El silencio que esconde el ADN

Hoy quiero compartir con vosotros una historia de pasión, humildad y superación, la historia que se esconde tras uno de los mayores silencios históricos del siglo XX, el descubrimiento de la estructura del ADN; un hecho que sólo fue posible gracias a la gran capacidad de Rosalind Franklin y que deja en evidencia la relación entre la ciencia, la ética y el reconocimiento del valor femenino de la época.

En 1951 Rosalind ya era titulada en física, química y matemáticas, y formaba parte del apenas diez por ciento de mujeres que se habían graduado en la Universidad de Cambridge. Fue entonces cuando el King´s College de Londres la invitó a trabajar en la división de biofísica junto a Maurice Wilkins, más en concreto en la investigación sobre el ADN.

Gracias a sus conocimientos previos en las técnicas de difracción de rayos X Rosalind obtuvo la famosa Foto51 en la que quedó evidenciada la doble estructura del ADN, hecho que guardó celosamente y lejos de su compañero Wilknins, quien siempre se había mostrado a disgusto por trabajar con ella.

Una tarde de 1953 Wilkins encontró y reveló la información celosamente guardada por ella a sus contrincantes en Cambridge, Watson y Crick, quienes presentaron el descubrimiento como propio ante la comunidad científica, obteniendo el reconocimiento en 1962 del Nobel de ciencia; Rosalind siempre pensó que había una notable coincidencia entre los datos de su investigación y los expuestos por el equipo de Cambridge.

A pesar de aquella época de frustración en el King´s College, su trayectoria científica se distinguió por su extrema claridad y perfección, lo que probablemente incentivó la rivalidad de Wilkins.

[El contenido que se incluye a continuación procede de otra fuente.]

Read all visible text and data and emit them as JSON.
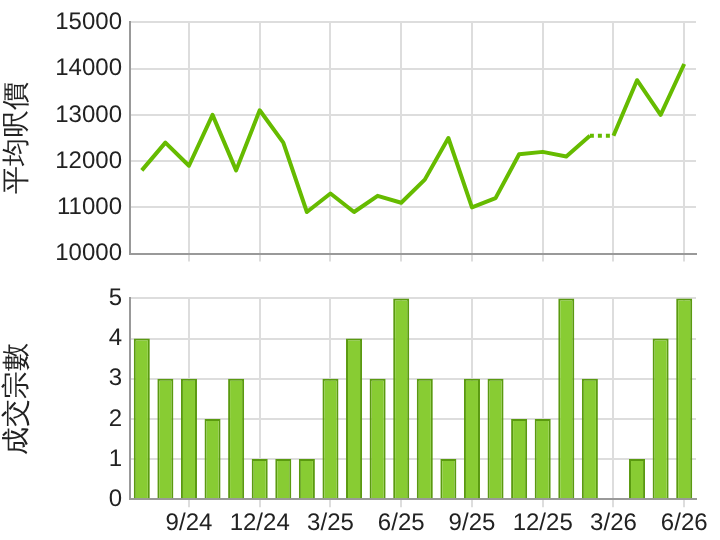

Franklin fue una profesional impecable, que logró publicar mucho más que otros científicos de la época y que cuenta entre sus contribuciones con la investigación que permitió la producción de la máscara de gas, lo que supuso una gran ventaja bélica para Gran Bretaña en los combates de la II Guerra Mundial.

De familia judía y posición acomodada, enfrentó desde muy temprana edad las cuestiones sexistas de la época. A sus veinte años, Rosalind Franklin ya tenía clara su vocación como científica, sin embargo, la tuvo que defender ante su padre, su gran opositor quien no apoyaba su decisión. Para ello redactó un manifiesto de rebeldía, en el que su determinación, pasión y amor por la humanidad convierten estas líneas en un referente a la hora de hablar de las mujeres en la ciencia.


“Estoy de acuerdo en que la fe es fundamental para tener éxito en la vida, pero no acepto tu definición de fe, la creencia de que hay vida tras la muerte.

En mi opinión, lo único que necesita la fe es el convencimiento de que esforzándonos en hacer lo mejor que podemos nos acercaremos al éxito, y que el éxito de nuestros propósitos, la mejora de la humanidad de hoy y del futuro, merece la pena conseguirse”


En 1968 cuando James Watson público su libro “La doble hélice” reveló el hecho de aquella tarde en la que gracias a Wilkins conoció la Foto51. Fue entonces cuando la comunidad científica comenzó a murmurar al respecto y Brenda Maddox pública su obra “La Dama Oscura del ADN”, obra que reivindica el descubrimiento de Rosalind. Para entonces, habían pasado diez años de su muerte.

La pasión de Rosalind Franklin y su manifiesto nos recuerdan que no importan las circunstancias; servir a la humanidad es el mayor reconocimiento a cualquier esfuerzo y nuestro mayor legado. Sin embargo, cabe preguntarse: ¿cuántos silencios más hay en la historia que esconden el éxito alcanzado gracias al talento femenino?